Ralf Senderek has found a horrendous bug in PGP versions 5 and 6. It's
of scientific interest because it spectacularly confirms a prediction
made by a number of us in the paper on `The Risks of Key Recovery, Key
Escrow, and Trusted Third-Party Encryption'
<http://www.cdt.org/crypto/risks98/> that key escrow would make it
much more difficult than people thought to build secure systems.

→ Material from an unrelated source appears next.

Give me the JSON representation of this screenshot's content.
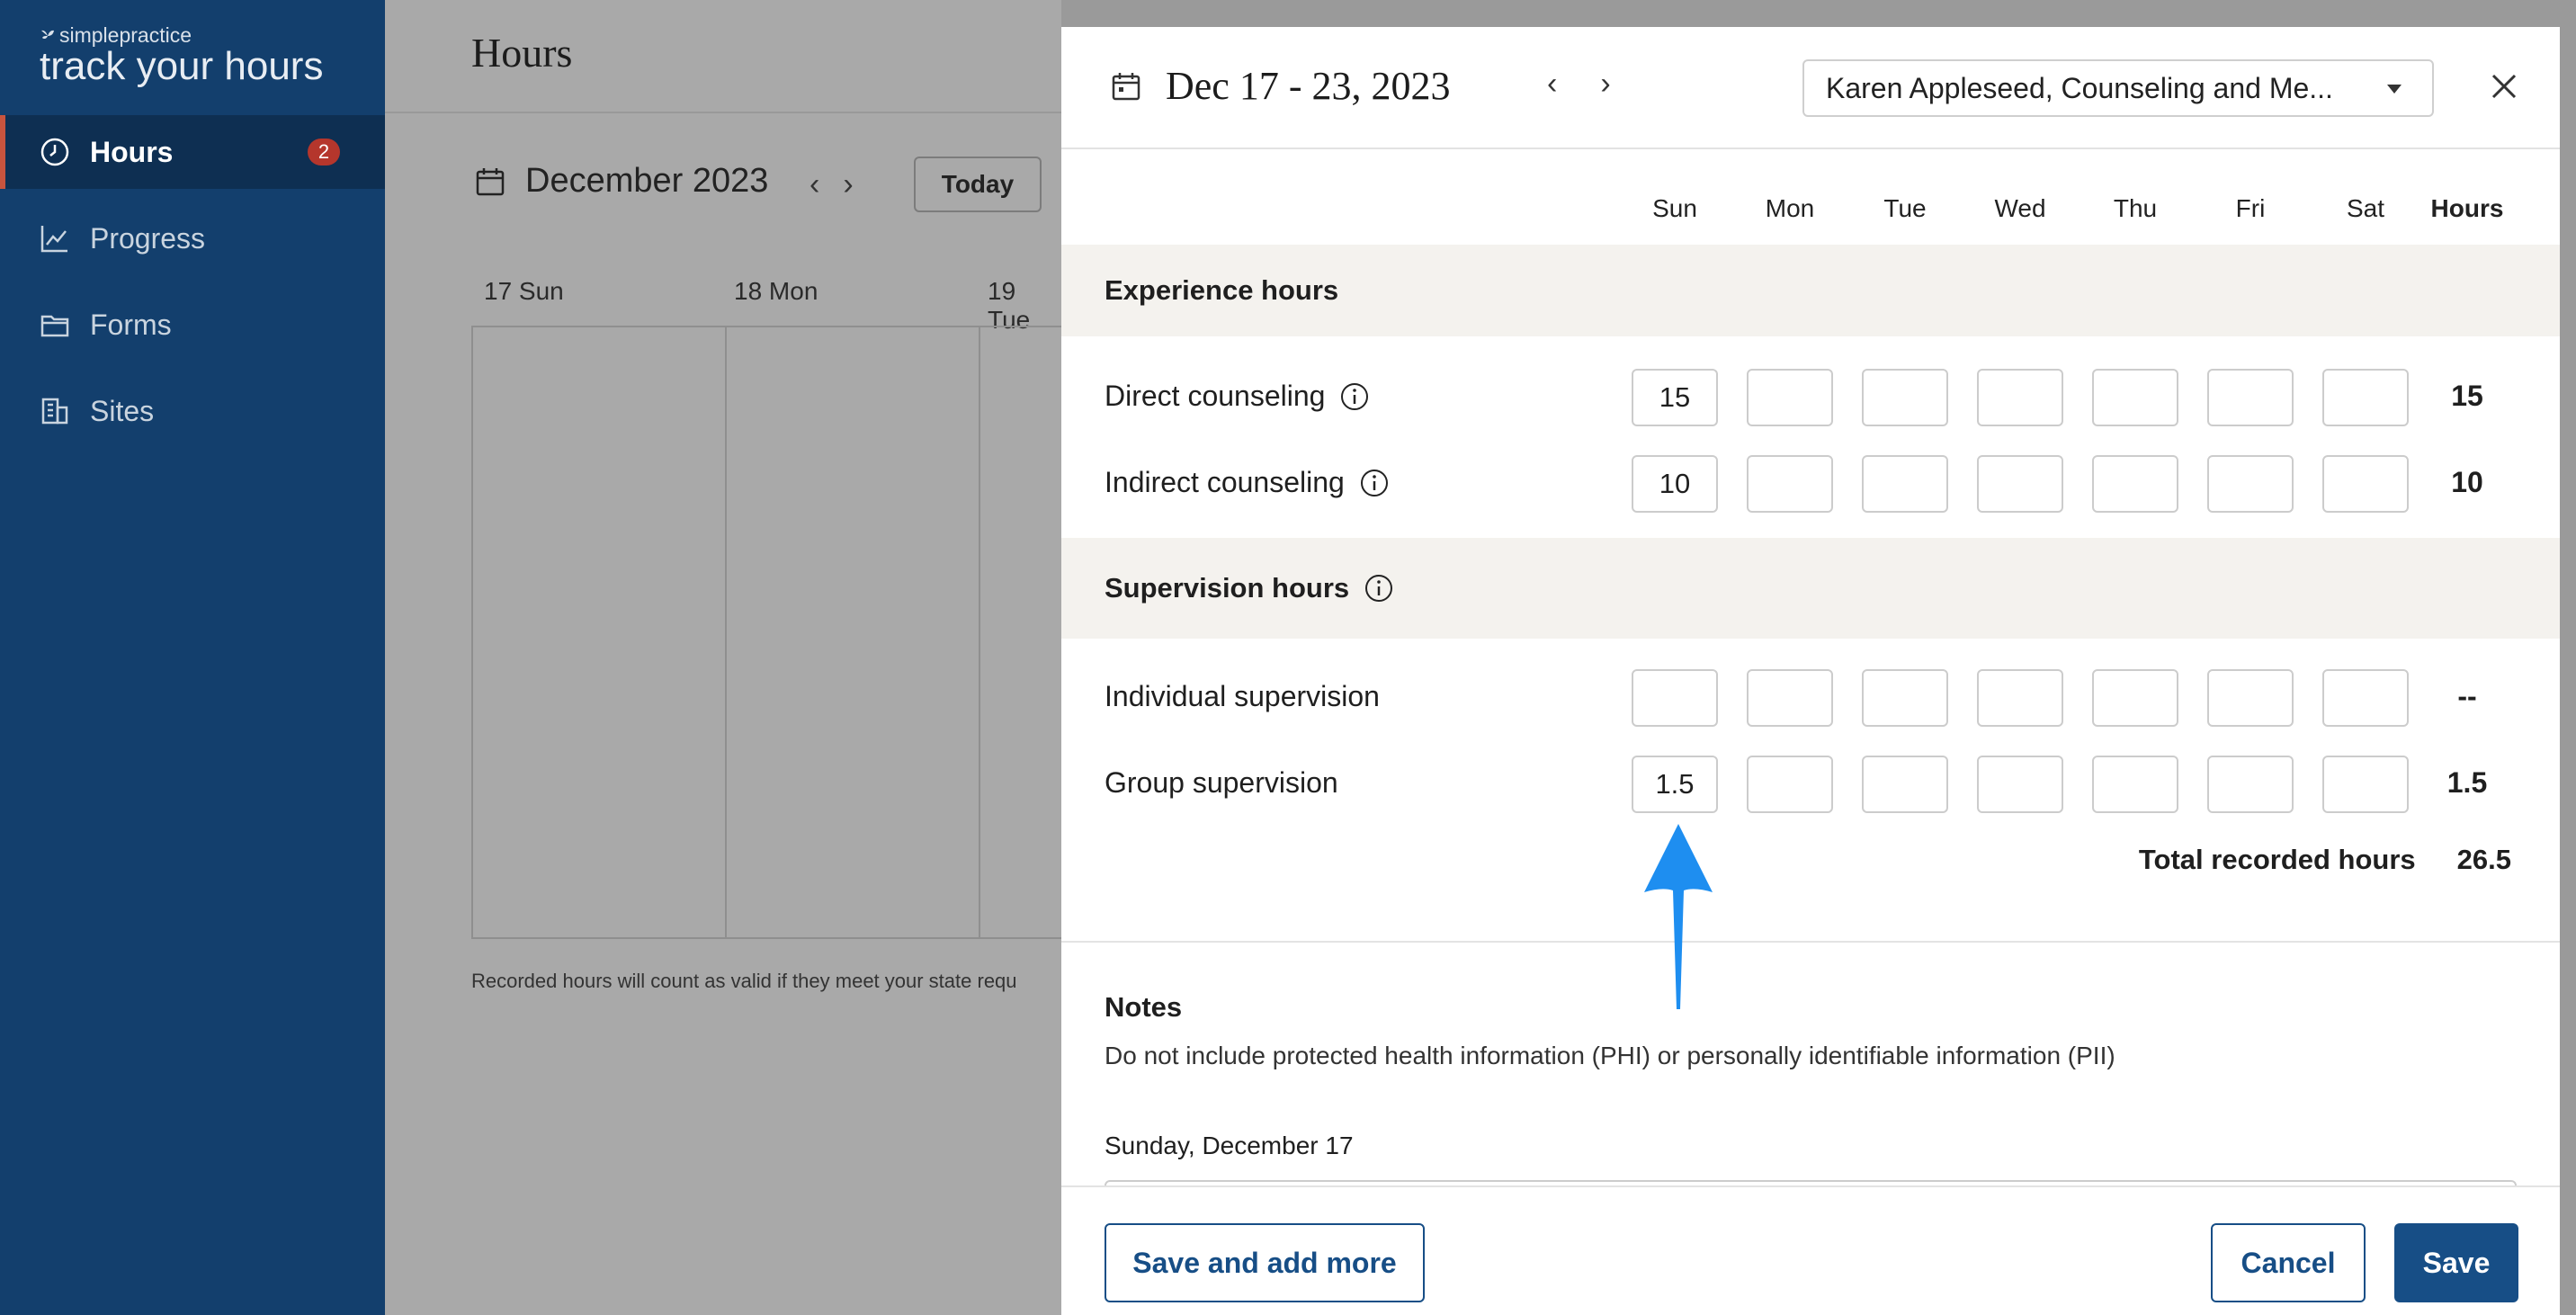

He's written a paper on his work and it's at

 http://senderek.de/security/key-experiments.html

Since NAI joined the Key Recovery Alliance, PGP has supported
"Additional Decryption Keys" which can be added to a public key.  The
sender will then encrypt the session key to these as well as to your
main public key. The bug is that some versions of PGP respond to ADK
subpackets in the non-signed part of the public key data structure.
The effect is that GCHQ can create a tampered version of your PGP
public key containing a public key whose corresponding private key is
also known to themselves, and circulate it. People who encrypt traffic
to you will encrypt it to them too.

The problem won't go away until all vulnerable versions of PGP are
retired, since it's the sender who is responsible for encrypting to
the ADKs, not the recipient.

In the meantime there might be a nasty denial-of-service attack in
which bad guys upload tampered versions of everybody's public keys to
all the public keyrings.

Ross


> PS: my student Steve Early has trawled the PGP-6.5.1i-beta2 source
> code and found the bug:
> 
> In file libs/pgpcdk/priv/keys/keys/pgpRngPub.c, I see two functions:
> one called ringKeyFindSubpacket(), which finds a subpacket from a
> self-signature packet, and ringKeyAdditionalRecipientRequestKey(),
> which uses ringKeyFindSubpacket() to search for ADK subpackets.
> 
> ringKeyFindSubpacket() is declared as follows:
> 
> PGPByte const *
> ringKeyFindSubpacket (RingObject *obj, RingSet const *set,
>         int subpacktype, unsigned nth,
>         PGPSize *plen, int *pcritical, int *phashed, PGPUInt32
>         *pcreation, unsigned *pmatches, PGPError *error);
> 
> In particular, the "phashed" parameter is used to return whether the
> subpacket was in the hashed region. Now, looking at the call in
> ringKeyAdditionalRecipientRequestKey() I see this:
> 
>         krpdata = ringKeyFindSubpacket (obj, set,
>                 SIGSUB_KEY_ADDITIONAL_RECIPIENT_REQUEST, nth,
>                 &krdatalen, &critical, NULL, NULL, &matches, error);
> 
> ...the "phashed" value isn't checked (or even asked for)!
> 
> 
> Fixing the bug, and generating BIG WARNINGS when ADKs are found in
> the non-hashed area, should be trivial.